« Mon seul souvenir heureux de ce voyage, c’est ce bateau »
21 octobre 2016

« Madame vous pouvez traduire en anglais s’il vous plaît ? » Assis sur le pont, dans son survêtement bleu, le jeune homme, un des 241 rescapés des deux sauvetages de dimanche a le sourire jusqu’aux oreilles. Malgré de longues heures d’attente, malgré les deux trois nuits passées dehors, malgré la fatigue, malgré tout, il veut dire quelque chose au docteur des équipes de MSF à bord, qui a pris soin de lui et de tous ses compagnons d’infortune pendant ces trois jours à bord. « Je voulais juste lui dire qu’elle va beaucoup me manquer… ». Les yeux du docteur se plissent de joie.

Le moment des adieux n’est jamais anodin, qui plus est quand il faut aussi débarquer de l’Aquarius un corps sans vie, d’un homme qui n’a pas survécu à la traversée et aux violences qu’il a subies avant d’arriver là. Tout le monde est éprouvé, y compris l’équipe de sauveteurs de SOS Méditerranée qui est chargée de transporter le corps depuis le pont avant où il avait été placé pour la traversée jusqu’au cercueil déposé par la police judiciaire sur le quai. Les autorités italiennes assurent qu’elles vont tout faire pour tenter de retrouver la famille afin de lui rendre le corps.

Le moment des adieux n’est jamais anodin non plus quand il faut dire au-revoir à ces quatre enfants qui ont fait la traversée ensemble, seuls, sans aucun adulte pour les accompagner. Le plus grand, S., a 10 ans, il tient par la main ses trois frères et soeurs dont il a la responsabilité, la plus petite a à peine deux ans. Dans sa robe à fleurs, la cadette descend de la passerelle, comme une princesse au pas incertain. A peine arrivé sur le quai, un des volontaires de la croix rouge italienne souffle dans un gant de caoutchouc pour lui faire un ballon. Les traits amaigris du visage de S. s’éclairent, découvrant enfin un large sourire. Sur l’Aquarius « la pirogue » qu’il a dessinée plusieurs fois, resteront accrochés au mur du shelter, l’abri réservé aux femmes et aux enfants. Pour ne pas oublier leur histoire, celle de quatre enfants qui ont traversé seuls la Méditerranée pour venir en Europe…
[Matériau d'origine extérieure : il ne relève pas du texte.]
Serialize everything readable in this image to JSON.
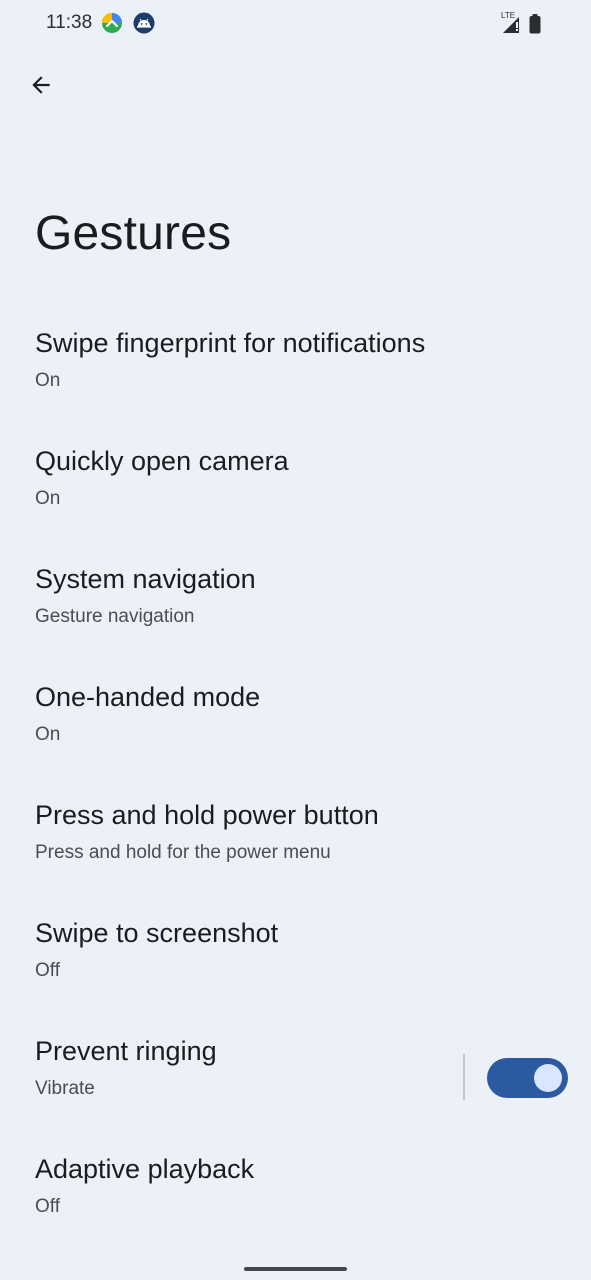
{
  "status_bar": {
    "time": "11:38",
    "icons_left": [
      "maps-app-icon",
      "android-app-icon"
    ],
    "network_label": "LTE",
    "icons_right": [
      "signal-icon",
      "battery-icon"
    ]
  },
  "header": {
    "back_icon": "arrow-back-icon",
    "title": "Gestures"
  },
  "settings": [
    {
      "title": "Swipe fingerprint for notifications",
      "summary": "On"
    },
    {
      "title": "Quickly open camera",
      "summary": "On"
    },
    {
      "title": "System navigation",
      "summary": "Gesture navigation"
    },
    {
      "title": "One-handed mode",
      "summary": "On"
    },
    {
      "title": "Press and hold power button",
      "summary": "Press and hold for the power menu"
    },
    {
      "title": "Swipe to screenshot",
      "summary": "Off"
    },
    {
      "title": "Prevent ringing",
      "summary": "Vibrate",
      "toggle_on": true
    },
    {
      "title": "Adaptive playback",
      "summary": "Off"
    }
  ],
  "colors": {
    "background": "#ecf1f8",
    "accent": "#2c5aa0",
    "toggle_thumb": "#d9e6ff"
  }
}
Le dernier passager à quitter l’Aquarius est un garçon d’à peine plus de 18 ans. Arrivé bout de la passerelle, il enfile ses sandales et s’agenouille pour embrasser le sol italien. Les larmes roulent sur ses joues. Devant lui, un de ses compagnons de voyage, lui passe la main dans les cheveux, lui caresse la tête pour le réconforter.

            « Tu sais ce matin avant d’arriver j’ai beaucoup parlé avec eux » me raconte un photographe embarqué sur l’Aquarius. « Je faisais des photos et je leur posais à tous la même question : de tout ce voyage, depuis que vous avez quitté votre maison, est-ce que un souvenir heureux? Ils m’ont tous répondu : oui, sur ce bateau ».